Quando saiu do prédio da Receita o céu estava em conflito e alguns pingos de chuva já molhavam seu mocassim marrom, lembrou que o guarda-chuva ficou ao lado do gaveteiro mas decidiu arriscar ir até o consultório antes que o céu desabasse. No meio do caminho, enquanto passava em frente à catedral da praça Tiradentes, um pé de vento cruzou suas pernas e quase o derrubou. Ainda desequilibrado, entrou na igreja e foi parar perto das velas que brigavam com o vento para se manterem acesas. Rubens não é religioso, mas por um instante ficou observando a dança das chamas e desejou ter a mesma energia daquelas que se recusavam a apagar.

Eu não sei o que aconteceu naquela noite na sala da psicóloga, a única coisa que eu sei é que enquanto eu estava debruçado sobre a maca, olhando para o chão de taco e sentindo a agulha com tinta vibrar sobre meu ombro, Rubens entrou pela porta de supetão, eufórico, Quero tatuar um farol!!!, todos pararam assustados, Para eu nunca me esquecer da minha própria luz!, um grito de desabafo. Eu me apaixonei naquele instante! Pela sua voz, por aquela energia. Levantei num impulso, chamei ele e falei para minha tatuadora riscar antes que o arrependimento se apresentasse. Sentei num banquinho perto da maca, com um lado da camisa vestido e o outro solto e quando percebi seu olhar acompanhando os riscos do meu corpo arrisquei um flerte. Tá com medo? Quer que eu segure sua mão?, por um instante pensei que ele fosse pedir para eu me retirar. Quero!

Entrelacei meus dedos com os dele e dali surgiu um brilho tão grande que quando me dei conta, nós já estávamos falando, Sim! Aceito!, um para o outro. (Claro! O que eu estou fazendo aqui é um resumo. É óbvio que tivemos momentos nebulosos).

Os anos passaram e Rubens continuou metódico, muito menos de quando a gente se conheceu, mas ainda ao ponto de às duas da madrugada parar no sinaleiro. Mauro, não tá vendo que o sinal tá fechado? A gente pode causar um acidente avançando!, sempre a mesma resposta que eu ouvia quando argumentava que ficar esperando era perigoso.

Houve um momento que nos enxergamos estando no meio da Serra da Graciosa, à noite e com neblina. Não sabíamos qual direção tomar no nosso relacionamento. Se seguíamos em frente ou para trás, se ia cada um com seu carro ou se permanecíamos juntos. Até que Daniel surgiu em nossa vida e foi como se os olhos de gato brilhassem na beira da estrada. O medo de se confundir na neblina e acabar caindo na ribanceira ainda existia, mas tivemos coragem de seguir em frente.

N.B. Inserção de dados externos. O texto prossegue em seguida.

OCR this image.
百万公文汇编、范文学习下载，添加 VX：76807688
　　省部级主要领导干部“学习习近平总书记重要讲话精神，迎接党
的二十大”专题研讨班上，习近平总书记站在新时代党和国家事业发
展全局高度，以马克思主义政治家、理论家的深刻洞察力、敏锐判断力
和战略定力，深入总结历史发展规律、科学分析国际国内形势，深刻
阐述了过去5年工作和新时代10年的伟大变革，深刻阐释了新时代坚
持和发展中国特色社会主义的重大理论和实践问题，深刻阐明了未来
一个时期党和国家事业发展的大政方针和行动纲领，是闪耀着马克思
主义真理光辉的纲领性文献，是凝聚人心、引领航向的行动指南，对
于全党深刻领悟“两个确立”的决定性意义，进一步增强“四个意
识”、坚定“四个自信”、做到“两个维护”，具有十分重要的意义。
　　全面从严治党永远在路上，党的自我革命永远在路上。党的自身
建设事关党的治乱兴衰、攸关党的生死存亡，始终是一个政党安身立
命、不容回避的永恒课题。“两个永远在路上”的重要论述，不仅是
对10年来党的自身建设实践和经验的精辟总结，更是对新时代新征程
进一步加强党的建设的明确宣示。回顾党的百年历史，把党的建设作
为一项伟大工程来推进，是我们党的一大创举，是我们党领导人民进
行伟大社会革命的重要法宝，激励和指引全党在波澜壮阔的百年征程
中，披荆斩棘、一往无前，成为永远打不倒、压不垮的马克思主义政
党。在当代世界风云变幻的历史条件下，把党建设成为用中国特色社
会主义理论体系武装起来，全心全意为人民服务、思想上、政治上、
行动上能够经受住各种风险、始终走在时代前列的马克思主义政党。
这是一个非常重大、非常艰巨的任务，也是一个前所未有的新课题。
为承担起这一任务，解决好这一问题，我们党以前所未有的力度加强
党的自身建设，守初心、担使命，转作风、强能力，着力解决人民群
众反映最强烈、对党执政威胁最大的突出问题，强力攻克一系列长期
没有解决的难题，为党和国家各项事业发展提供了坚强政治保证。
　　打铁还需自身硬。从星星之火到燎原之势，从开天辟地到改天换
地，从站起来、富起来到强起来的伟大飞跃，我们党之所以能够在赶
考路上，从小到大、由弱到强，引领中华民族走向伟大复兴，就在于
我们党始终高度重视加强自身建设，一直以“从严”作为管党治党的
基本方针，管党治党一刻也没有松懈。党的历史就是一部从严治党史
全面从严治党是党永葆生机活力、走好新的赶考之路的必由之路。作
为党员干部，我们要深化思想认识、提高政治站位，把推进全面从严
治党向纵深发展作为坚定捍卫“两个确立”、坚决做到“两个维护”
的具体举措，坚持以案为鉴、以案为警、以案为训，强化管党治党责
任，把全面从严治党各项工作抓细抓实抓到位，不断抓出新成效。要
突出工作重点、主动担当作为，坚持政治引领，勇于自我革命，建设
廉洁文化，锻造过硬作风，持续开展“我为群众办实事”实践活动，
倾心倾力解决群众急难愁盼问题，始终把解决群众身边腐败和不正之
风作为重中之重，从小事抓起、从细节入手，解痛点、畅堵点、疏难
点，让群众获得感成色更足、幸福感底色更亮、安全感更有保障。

Ainda lembro do dia que nosso filho chegou em casa. Como as coisas aconteceram repentinamente, não tivemos tempo de organizar o quarto dele. Trocamos uma mesa de jacarandá, herança de Rubens, por um colchão e lençóis de dinossauro. Arrastamos as estantes e a biblioteca ficou pronta para acolher o Daniel. Quando ele entrou pela porta e viu os livros, Eu vou morar no farol do saber?!, eufórico, ainda sem acreditar no que estava acontecendo.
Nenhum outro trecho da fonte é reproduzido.